Demnach soll künftig die Bundesrepublik Deutschland, vertreten durch das Bundesgesundheitsministerium, mit 51 Prozent der Geschäftsanteile die Mehrheit halten. Auf den GKV-Spitzenverband würden 24,5 Prozent entfallen. Den gleichen Anteil müssten sich die anderen in der gematik vertretenen Spitzenorganisationen teilen. Laut Begründung sollen durch die „Mehrheitsbeschaffung“ für den Bund die Entscheidungsprozesse in der gematik effektiver und schneller gestaltet werden. Dazu gehört auch, dass in Zukunft für Beschlüsse der Gesellschaft grundsätzlich nur noch die einfache Mehrheit ausreichen soll.

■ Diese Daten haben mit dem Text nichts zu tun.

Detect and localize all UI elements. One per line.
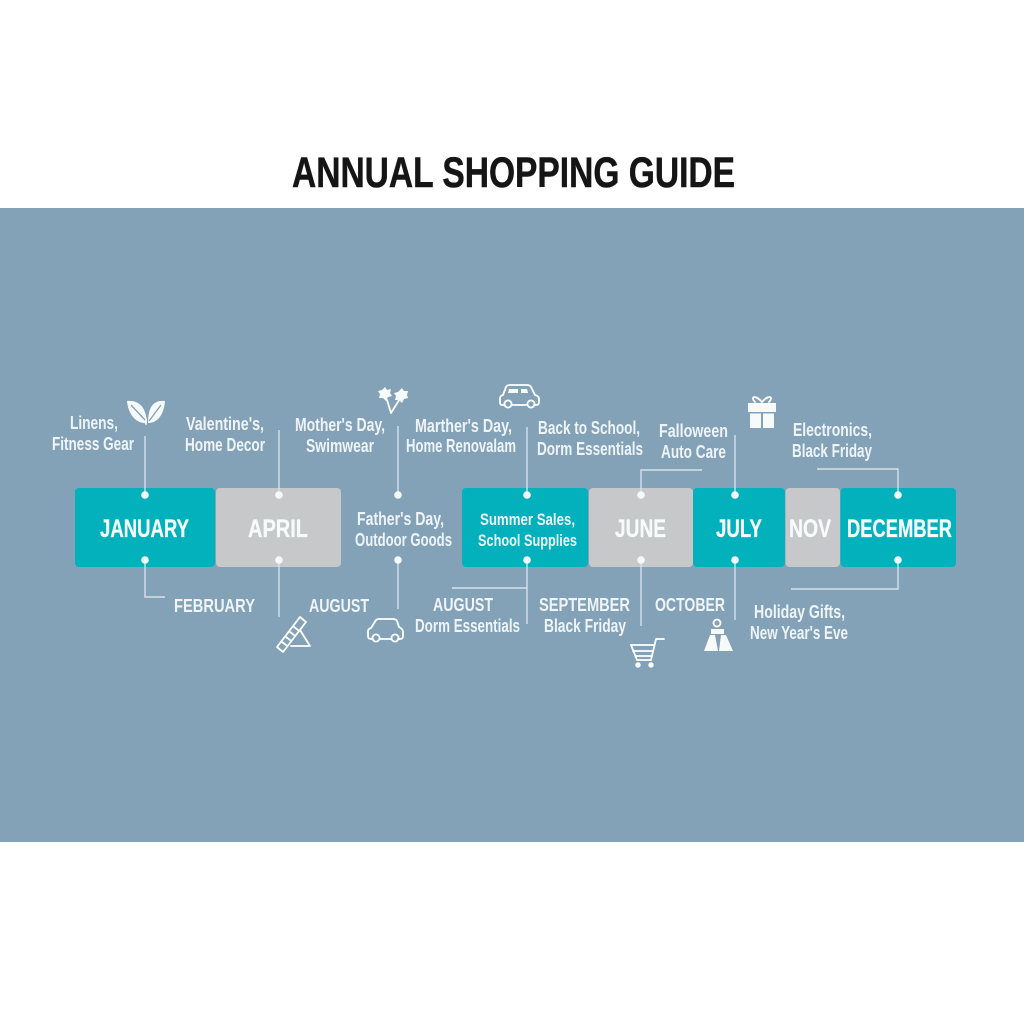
month block: June: JUNE <box>615 515 666 543</box>
month block: Summer Sales: School Supplies <box>478 532 577 550</box>
label: Linens, Fitness Gear: Fitness Gear <box>52 434 134 454</box>
month block: Summer Sales: Summer Sales, <box>480 511 575 529</box>
label: Electronics, Black Friday: Black Friday <box>792 441 872 461</box>
month block: July <box>693 488 785 567</box>
label: August: AUGUST <box>309 596 369 616</box>
label: Mother's Day, Swimwear: Swimwear <box>306 436 374 456</box>
label: Linens, Fitness Gear: Linens, <box>70 413 118 433</box>
icon: flowers <box>378 387 408 413</box>
label: Father's Day, Outdoor Goods: Outdoor Goods <box>355 530 452 550</box>
label: October: OCTOBER <box>655 595 725 615</box>
icon: shopping bags <box>704 620 733 651</box>
icon: ruler and set square <box>277 617 310 652</box>
label: Marther's Day, Home Renovation: Marther's Day, <box>415 416 512 436</box>
label: Marther's Day, Home Renovation <box>406 416 516 456</box>
label: Mother's Day, Swimwear <box>295 415 385 456</box>
label: Holiday Gifts, New Year's Eve <box>750 602 848 643</box>
month block: December: DECEMBER <box>847 515 952 543</box>
label: Linens, Fitness Gear <box>52 413 134 454</box>
label: Valentine's, Home Decor: Valentine's, <box>186 414 264 434</box>
label: August, Dorm Essentials: Dorm Essentials <box>415 616 520 636</box>
month block: January <box>75 488 215 567</box>
icon: car bottom <box>368 619 403 642</box>
month block: December <box>840 488 956 567</box>
month block: Summer Sales <box>462 488 588 567</box>
month block: June <box>589 488 693 567</box>
month block: July: JULY <box>716 515 762 543</box>
icon: shopping cart <box>631 639 664 667</box>
label: August, Dorm Essentials <box>415 595 520 636</box>
month block: January: JANUARY <box>100 515 189 543</box>
label: Back to School, Dorm Essentials: Dorm Essentials <box>537 439 643 459</box>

Vorgesehen ist ferner eine Sanktionsregelung für Krankenkassen, die entgegen der gesetzlichen Verpflichtung ihren Versicherten ab 2021 keine elektronische Patientenakte (ePA) zur Verfügung stellen. Ihnen sollen die Zuweisungen aus dem Gesundheitsfonds um 2,5 Prozent gekürzt werden – so lange, bis sie eine ePA anbieten. Nicht mehr in den Änderungsanträgen zum TSVG findet sich dagegen die Kostenübernahme für die Präimplantationsdiagnostik (PID). Damit kommt Spahn offenbar den Bedenken vieler Bundestagsabgeordneter entgegen. Sie wollen wegen der ethischen Fragen, die eine PID nach sich zieht, nichts überstürzen.